Suriye'den Libya'ya, 15 Temmuz'dan Ukrayna'ya kadar her yerde adı geçmeye başlayan bu özel savaş ve terör örgütü, yeni döneme hazırlanırken baltayı taşa vurmuş gibi görünüyor.
Geçen yıl, örgütle yakın ilişkili olduğu anlaşılan Sedat Peker'in ifşaatları SADAT'a ilk darbeyi indirmiştir. Suriye'deki "Türkmen kardeşlerimize insani yardım" adı altında gönderilen tırların El Nusra ve DAİŞ'e silah taşıdığı ortaya çıkmıştır. Bugüne kadar pek gündeme gelmeyen bu terör "şirket"i, daha sonra 15 Temmuz sonrası sokağa dökülüp köprüde askerlerin kafasını kesen "halk" olmuştur. Görülüyor ki, Teşkilat-ı Mahsusa’dan bugünlere gelen özel savaş örgütlenmesinin son aşaması, ticari şirket görünümlü SADAT olmuştur.

Şimdiye kadar altı eşelenip ortaya çıkarılmayan ve üstü örtülüp geçiştirilen bu "şirket"e yeni dönemde yeni ve tehlikeli görevler verilmiş olduğu görülüyor.

MGK’nin son kararlarıyla, Suriye ve Irak'a yönelik işgal girişimi somut bir tehlikeye dönmüştür. Yeni dönemde Ukrayna sorununun yarattığı kargaşa ortamında, geleneksel devletin Kerkük-Musul-Halep fütuhatı hayalleri hortlayıp Erdoğan'ın her ne pahasına olursa olsun iktidarda kalma emeli ile birleşmiştir. Her ikisi için de en büyük engel, PKK önderliğindeki halkın hayatın her alanında süregelen direnişidir.

Şimdi, Erdoğan diktası yeni bir hamle ile iç ve dış engellerden kurtulmak istiyor. Kendisine ayak bağı olan Cemaat-Hizmet teşkilatını nasıl tasfiye ettiyse AKP içinden ve dışından kendisine engel olacakları siyaseten tasfiye etmek istiyor. Böyle dönemlerde devlet içindeki çelişkiler kendisini önce gizli örgütler, ordu ve polis içinde gösterir. Geçmişten beri her dönemde görülen bazı gelişmeler adeta tekrar ediyor. Bunda şaşılacak bir şey yok. Sedat Peker-Soylu arasındaki tehditlerden sonra bir başka özel harp görevlisi olduğu belli olan Ümit Özdağ ile Soylu atışması-çatışması da gündeme geldi.

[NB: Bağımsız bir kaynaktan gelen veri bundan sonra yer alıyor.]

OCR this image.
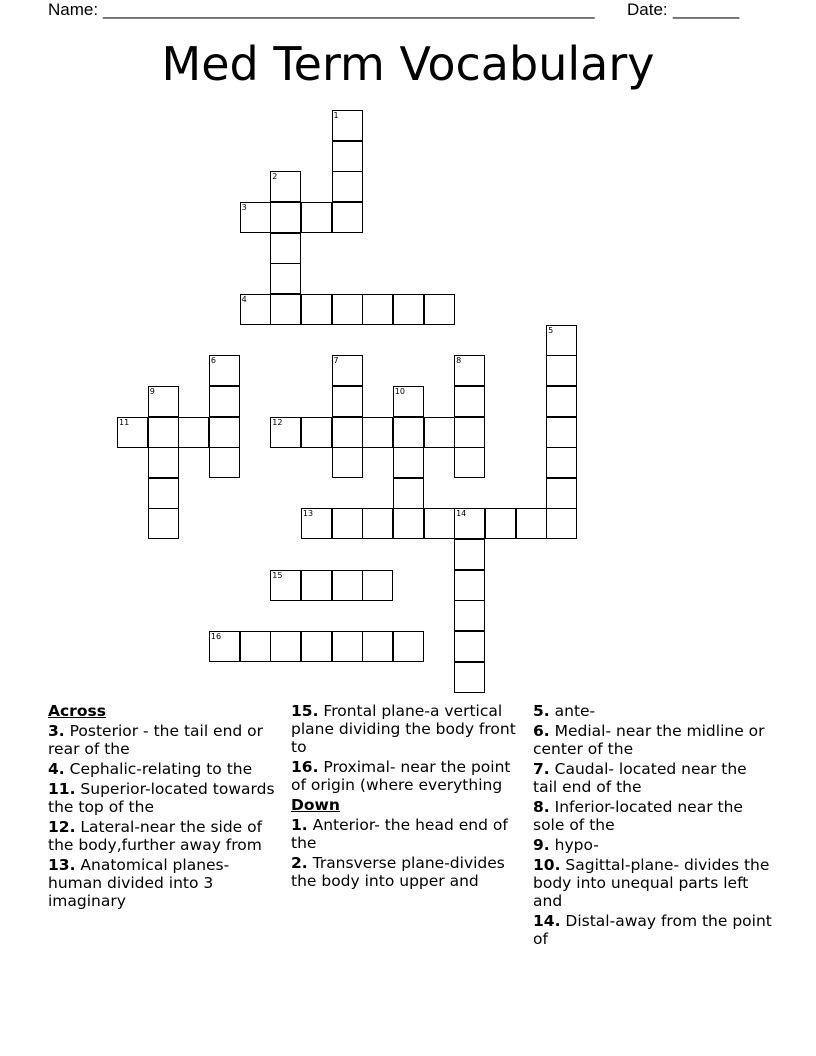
Name: ____________________________________________________ Date: _______
Med Term Vocabulary
1
2
3
4
5
6	7	8
9	10
11	12
13	14
15
16
Across
3. Posterior - the tail end or rear of the
4. Cephalic-relating to the
11. Superior-located towards the top of the
12. Lateral-near the side of the body,further away from
13. Anatomical planes-human divided into 3 imaginary
15. Frontal plane-a vertical plane dividing the body front to
16. Proximal- near the point of origin (where everything
Down
1. Anterior- the head end of the
2. Transverse plane-divides the body into upper and
5. ante-
6. Medial- near the midline or center of the
7. Caudal- located near the tail end of the
8. Inferior-located near the sole of the
9. hypo-
10. Sagittal-plane- divides the body into unequal parts left and
14. Distal-away from the point of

Bir değişim dönemi gelip çatmış görünüyor. Seçimler buna ne kadar hizmet eder ya da ne kadar engel olur göreceğiz. Ama bu tamamen halklarımızın ortak mücadelesine bağlı.

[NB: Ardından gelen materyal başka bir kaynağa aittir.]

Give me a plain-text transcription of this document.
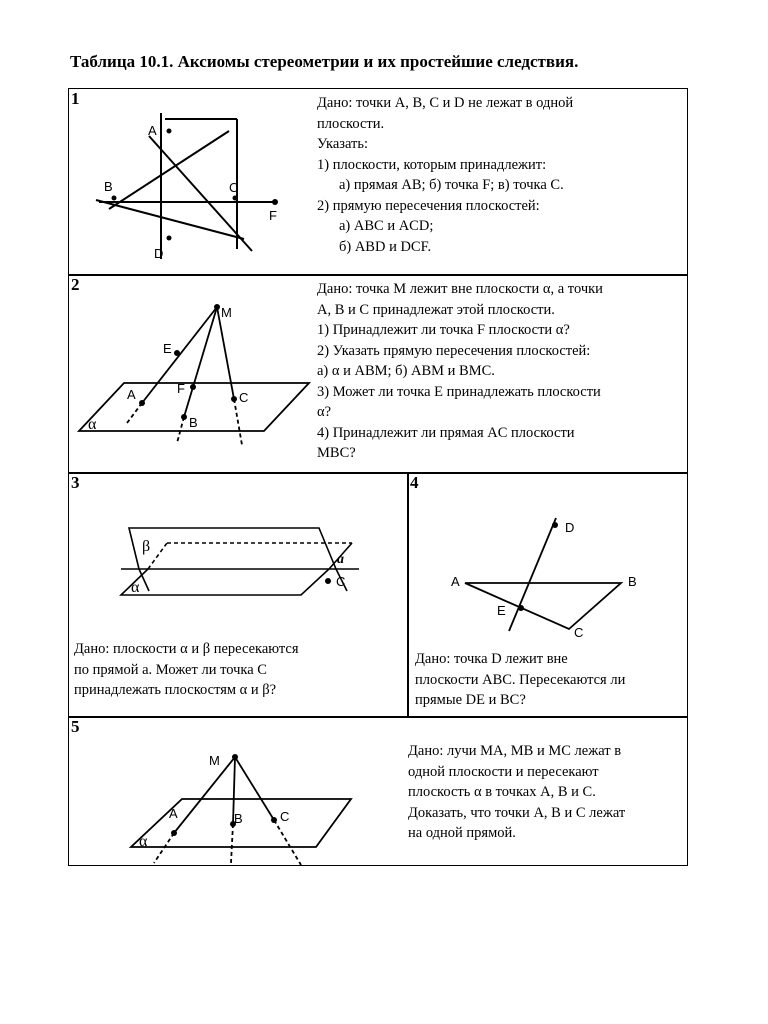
Таблица 10.1. Аксиомы стереометрии и их простейшие следствия.
1
A
B	C
D
F

Дано: точки A, B, C и D не лежат в одной

плоскости.

Указать:

1) плоскости, которым принадлежит:

а) прямая AB; б) точка F; в) точка C.

2) прямую пересечения плоскостей:

а) ABC и ACD;

б) ABD и DCF.

2
M
E
A	F
C
B
α

Дано: точка M лежит вне плоскости α, а точки

A, B и C принадлежат этой плоскости.

1) Принадлежит ли точка F плоскости α?

2) Указать прямую пересечения плоскостей:

а) α и ABM; б) ABM и BMC.

3) Может ли точка E принадлежать плоскости

α?

4) Принадлежит ли прямая AC плоскости

MBC?

3
β
a
C
α

Дано: плоскости α и β пересекаются

по прямой a. Может ли точка C

принадлежать плоскостям α и β?

4
D
A	B
E
C

Дано: точка D лежит вне

плоскости ABC. Пересекаются ли

прямые DE и BC?

5
M
A	B	C
α

Дано: лучи MA, MB и MC лежат в

одной плоскости и пересекают

плоскость α в точках A, B и C.

Доказать, что точки A, B и C лежат

на одной прямой.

Yunus Emre’nin dediği gibi:
”Yerden göğe küp dizseler
birbirine bend etseler
aradan birin çekseler
seyreyle sen gümbürtüyü”

SADAT küpü sallanmaya başladı bile.

suatbozkus@gmail.com

twitter.com/suatbozkuş

paylaş

   

Yeni Özgür Politika

© Copyright 2024 Yeni Özgür Politika | Tüm Hakları Saklıdır.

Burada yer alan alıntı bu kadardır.